Martineau’s Culinary Train of Thought

Above: Yannis Martineau spent ten years working in Paris before assuming the mantle of traveling chef.

Yannis Martineau’s ambition as executive chef on board Eastern & Oriental Express’ train routes is to make the food mirror the journey.

“All my dishes are uniquely created to reflect the exquisite and exotic flavors of Southeast Asia,” he says. A frequent traveler in the region, both to expand his knowledge and search for new inspiration, Martineau has an impressive résumé for food on the move.

Prior to joining Eastern & Oriental Express in 2007, Martineau refined his ability to create haute cuisine from the smallest of kitchens—there is precious little room for maneuver on board the Venice Simplon-Orient-Express train or the Road To Mandalay river cruise in Myanmar.

As the train rolls through Thailand, for example, diners can enjoy the chef’s signature Tom Yam Cappuccino (a precise mix of Kaffir lime leaf, galangal, and lemongrass), while absorbing the scene changes outside, from the Isan Plains to the culturally enriched city of Chiang Mai.

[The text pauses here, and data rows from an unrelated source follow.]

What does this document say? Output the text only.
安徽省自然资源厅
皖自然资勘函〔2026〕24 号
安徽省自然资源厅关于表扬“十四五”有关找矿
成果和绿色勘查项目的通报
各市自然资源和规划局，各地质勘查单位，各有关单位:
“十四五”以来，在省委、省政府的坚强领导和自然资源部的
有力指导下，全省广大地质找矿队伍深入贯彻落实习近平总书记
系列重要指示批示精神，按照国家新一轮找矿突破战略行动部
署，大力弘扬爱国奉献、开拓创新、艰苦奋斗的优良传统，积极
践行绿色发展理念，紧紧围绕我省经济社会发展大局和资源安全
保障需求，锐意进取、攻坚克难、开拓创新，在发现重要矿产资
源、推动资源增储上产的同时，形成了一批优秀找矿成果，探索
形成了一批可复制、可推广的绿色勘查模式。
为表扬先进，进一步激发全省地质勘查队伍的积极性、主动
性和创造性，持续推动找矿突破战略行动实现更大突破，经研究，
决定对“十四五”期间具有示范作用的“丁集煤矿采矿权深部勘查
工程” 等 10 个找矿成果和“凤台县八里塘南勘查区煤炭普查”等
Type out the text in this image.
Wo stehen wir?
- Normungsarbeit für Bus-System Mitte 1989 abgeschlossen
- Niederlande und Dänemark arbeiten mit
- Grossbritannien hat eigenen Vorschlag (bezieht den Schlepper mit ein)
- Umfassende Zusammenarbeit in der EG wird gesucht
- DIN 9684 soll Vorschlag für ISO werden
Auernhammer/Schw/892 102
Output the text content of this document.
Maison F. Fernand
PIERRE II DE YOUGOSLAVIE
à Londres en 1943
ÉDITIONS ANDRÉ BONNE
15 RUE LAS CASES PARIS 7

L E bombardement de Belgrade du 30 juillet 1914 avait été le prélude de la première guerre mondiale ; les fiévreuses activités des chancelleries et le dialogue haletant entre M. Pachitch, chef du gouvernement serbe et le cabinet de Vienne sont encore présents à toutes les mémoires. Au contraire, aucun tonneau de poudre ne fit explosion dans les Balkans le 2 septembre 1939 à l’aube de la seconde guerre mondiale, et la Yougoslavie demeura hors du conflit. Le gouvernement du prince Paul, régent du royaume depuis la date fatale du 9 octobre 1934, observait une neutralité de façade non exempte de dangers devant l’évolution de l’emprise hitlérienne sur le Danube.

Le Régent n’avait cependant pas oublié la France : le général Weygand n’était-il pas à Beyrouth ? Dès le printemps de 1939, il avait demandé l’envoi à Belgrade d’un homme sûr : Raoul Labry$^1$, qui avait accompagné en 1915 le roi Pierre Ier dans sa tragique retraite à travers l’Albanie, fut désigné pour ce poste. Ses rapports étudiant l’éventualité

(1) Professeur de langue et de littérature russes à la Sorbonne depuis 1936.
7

The restaurant cars, Adisorn, Malaya and Rosaline, are not short on attention to detail, either. Wall panels of engraved marquetry in Adisorn and Malaya feature elm and light inlays, while Rosaline takes its cue from Chinese styling— rosewood and decorative lacquered panels, complemented by hand-painted flowers.

For travelers wishing to sample Martineau’s work, Eastern & Oriental Express will debut two festive journeys, which are scheduled for the approaching holidays. A four-day/three-night Christmas journey from December 23 departing Bangkok to Singapore—and a four-night special itinerary departing December 29 from Singapore to Bangkok to celebrate the New Year in style.